What Smart Infrastructure Means
As yet, the IOT network is young and small, but it has the potential to improve countless lives through data collection, machine learning, and autonomous activity. With the establishment of smart cities, everyone will have access to high-quality service everywhere, from stoplights to restaurants. The image of the smart city is one that has existed in science fiction for more than a century: sparklingly sustainable buildings, efficient, traffic-free roads, well-organized waste removal and plenty of cultural sites to spare. This utopian image is finally becoming a reality thanks to the smart infrastructure innovations of civil engineers around the globe.

Smart infrastructure, construction, and building systems attempt to integrate technology with physical objects and structures. The goal for most smart-focused civil engineers is to create a massive network — first municipally, then globally — of interconnected devices. While engineers developing the IOT might create household items embedded with sensors, electronics, software, and connective tech, civil engineers are working with bigger and less easily manipulated objects, like bridges and stoplights, pipes and sewers, gas and electricity lines, and more.

Ideally, every smart device in the world, from a wearable fitness tracker to a skyscraper’s temperature control, could be on the same network, giving people finer control over their environments while reducing the amount of time and resources devoted to actively controlling them. If sensors can detect when critical structures need repairs, cities can save billions of dollars in maintenance costs. If software embedded in traffic lights can learn when traffic changes and adapt with optimized patterns, cities can save billions of dollars more — and years’ worth of time that would otherwise be spent in gridlock. In the long-term, smart technologies will only enhance civilization, but civil engineers are necessary to integrate the tech, and not all are willing or able to do so.
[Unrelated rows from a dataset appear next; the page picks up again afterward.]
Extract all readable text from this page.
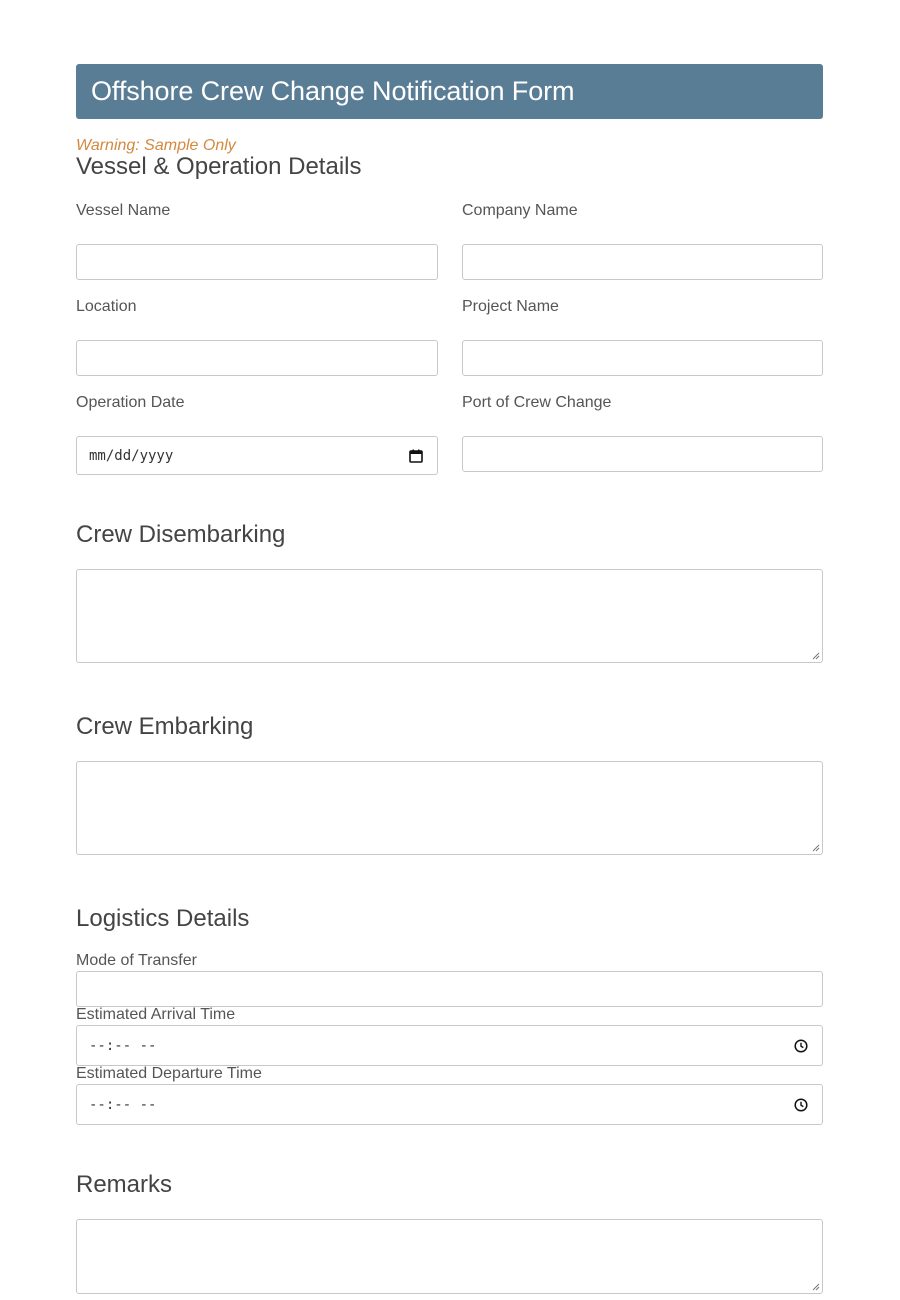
Offshore Crew Change Notification Form
Warning: Sample Only
Vessel & Operation Details
Vessel Name	Company Name
Location	Project Name
Operation Date	Port of Crew Change
mm/dd/yyyy
Crew Disembarking
Crew Embarking
Logistics Details
Mode of Transfer
Estimated Arrival Time
--:-- --
Estimated Departure Time
--:-- --
Remarks
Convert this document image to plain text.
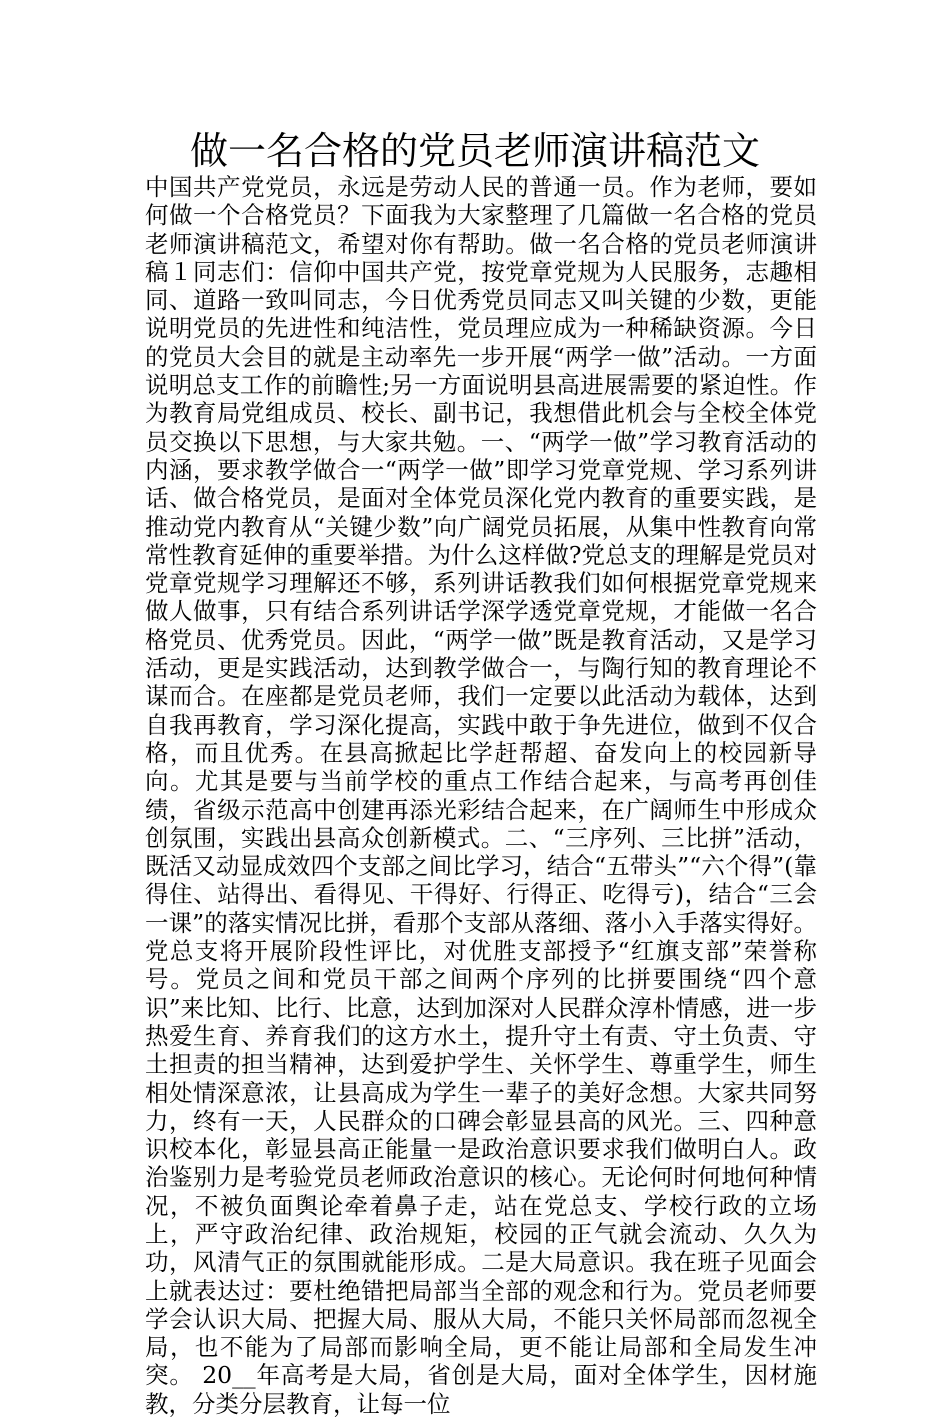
做一名合格的党员老师演讲稿范文

中国共产党党员，永远是劳动人民的普通一员。作为老师，要如何做一个合格党员？下面我为大家整理了几篇做一名合格的党员老师演讲稿范文，希望对你有帮助。做一名合格的党员老师演讲稿１同志们：信仰中国共产党，按党章党规为人民服务，志趣相同、道路一致叫同志，今日优秀党员同志又叫关键的少数，更能说明党员的先进性和纯洁性，党员理应成为一种稀缺资源。今日的党员大会目的就是主动率先一步开展“两学一做”活动。一方面说明总支工作的前瞻性;另一方面说明县高进展需要的紧迫性。作为教育局党组成员、校长、副书记，我想借此机会与全校全体党员交换以下思想，与大家共勉。一、“两学一做”学习教育活动的内涵，要求教学做合一“两学一做”即学习党章党规、学习系列讲话、做合格党员，是面对全体党员深化党内教育的重要实践，是推动党内教育从“关键少数”向广阔党员拓展，从集中性教育向常常性教育延伸的重要举措。为什么这样做?党总支的理解是党员对党章党规学习理解还不够，系列讲话教我们如何根据党章党规来做人做事，只有结合系列讲话学深学透党章党规，才能做一名合格党员、优秀党员。因此，“两学一做”既是教育活动，又是学习活动，更是实践活动，达到教学做合一，与陶行知的教育理论不谋而合。在座都是党员老师，我们一定要以此活动为载体，达到自我再教育，学习深化提高，实践中敢于争先进位，做到不仅合格，而且优秀。在县高掀起比学赶帮超、奋发向上的校园新导向。尤其是要与当前学校的重点工作结合起来，与高考再创佳绩，省级示范高中创建再添光彩结合起来，在广阔师生中形成众创氛围，实践出县高众创新模式。二、“三序列、三比拼”活动，既活又动显成效四个支部之间比学习，结合“五带头”“六个得”(靠得住、站得出、看得见、干得好、行得正、吃得亏)，结合“三会一课”的落实情况比拼，看那个支部从落细、落小入手落实得好。党总支将开展阶段性评比，对优胜支部授予“红旗支部”荣誉称号。党员之间和党员干部之间两个序列的比拼要围绕“四个意识”来比知、比行、比意，达到加深对人民群众淳朴情感，进一步热爱生育、养育我们的这方水土，提升守土有责、守土负责、守土担责的担当精神，达到爱护学生、关怀学生、尊重学生，师生相处情深意浓，让县高成为学生一辈子的美好念想。大家共同努力，终有一天，人民群众的口碑会彰显县高的风光。三、四种意识校本化，彰显县高正能量一是政治意识要求我们做明白人。政治鉴别力是考验党员老师政治意识的核心。无论何时何地何种情况，不被负面舆论牵着鼻子走，站在党总支、学校行政的立场上，严守政治纪律、政治规矩，校园的正气就会流动、久久为功，风清气正的氛围就能形成。二是大局意识。我在班子见面会上就表达过：要杜绝错把局部当全部的观念和行为。党员老师要学会认识大局、把握大局、服从大局，不能只关怀局部而忽视全局，也不能为了局部而影响全局，更不能让局部和全局发生冲突。 20__年高考是大局，省创是大局，面对全体学生，因材施教，分类分层教育，让每一位
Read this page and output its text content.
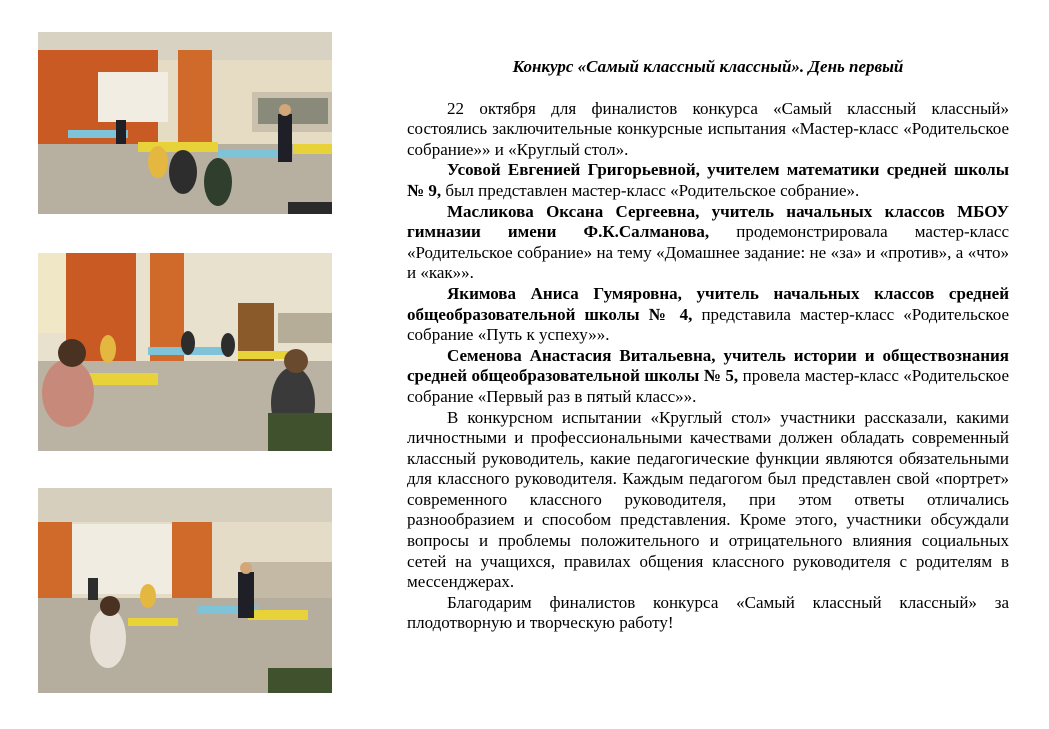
Конкурс «Самый классный классный». День первый

22 октября для финалистов конкурса «Самый классный классный» состоялись заключительные конкурсные испытания «Мастер-класс «Родительское собрание»» и «Круглый стол».

Усовой Евгенией Григорьевной, учителем математики средней школы № 9, был представлен мастер-класс «Родительское собрание».

Масликова Оксана Сергеевна, учитель начальных классов МБОУ гимназии имени Ф.К.Салманова, продемонстрировала мастер-класс «Родительское собрание» на тему «Домашнее задание: не «за» и «против», а «что» и «как»».

Якимова Аниса Гумяровна, учитель начальных классов средней общеобразовательной школы № 4, представила мастер-класс «Родительское собрание «Путь к успеху»».

Семенова Анастасия Витальевна, учитель истории и обществознания средней общеобразовательной школы № 5, провела мастер-класс «Родительское собрание «Первый раз в пятый класс»».

В конкурсном испытании «Круглый стол» участники рассказали, какими личностными и профессиональными качествами должен обладать современный классный руководитель, какие педагогические функции являются обязательными для классного руководителя. Каждым педагогом был представлен свой «портрет» современного классного руководителя, при этом ответы отличались разнообразием и способом представления. Кроме этого, участники обсуждали вопросы и проблемы положительного и отрицательного влияния социальных сетей на учащихся, правилах общения классного руководителя с родителям в мессенджерах.

Благодарим финалистов конкурса «Самый классный классный» за плодотворную и творческую работу!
Obstacles to Smart Infrastructure
Most everyone interested in the IOT knows that this move toward digital tech is not unique to civil engineering. In fact, nearly every industry is experiencing a similar digital revolution — so much so that some have begun calling our era Industrial Revolution 4.0. On one hand, this is outstanding news. With every industrial revolution of the past, humankind has attained more efficiency, better health, and economic growth. However, to ensure the revolution is successful for the IOT, we need experienced and educated civil engineers.

Fortunately, that shouldn’t be difficult to achieve. Many modern civil engineering programs are already being training young engineers in smart infrastructure strategies. Experienced civil engineers can return to school for online engineering degrees that will familiarize them with concepts and tech integral to smart cities. With all professionals working toward a broad IOT network, the future looks smart.

Still, there are other issues preventing the establishment ideal smart city — and neither computer nor civil engineers can resolve them. Cost is perhaps most cities’ primary concern: The latest tech is rarely cheap, and many American cities are already struggling to provide citizens with the bare minimum, like clean water and reliable transportation. The public also needs to fight for the implementation of smart infrastructure, for the right technology can solve even those fundamental problems.

Computer engineers imagined the IOT, civil engineers will build it big — but everyone is ultimately responsible for helping the smart network flourish.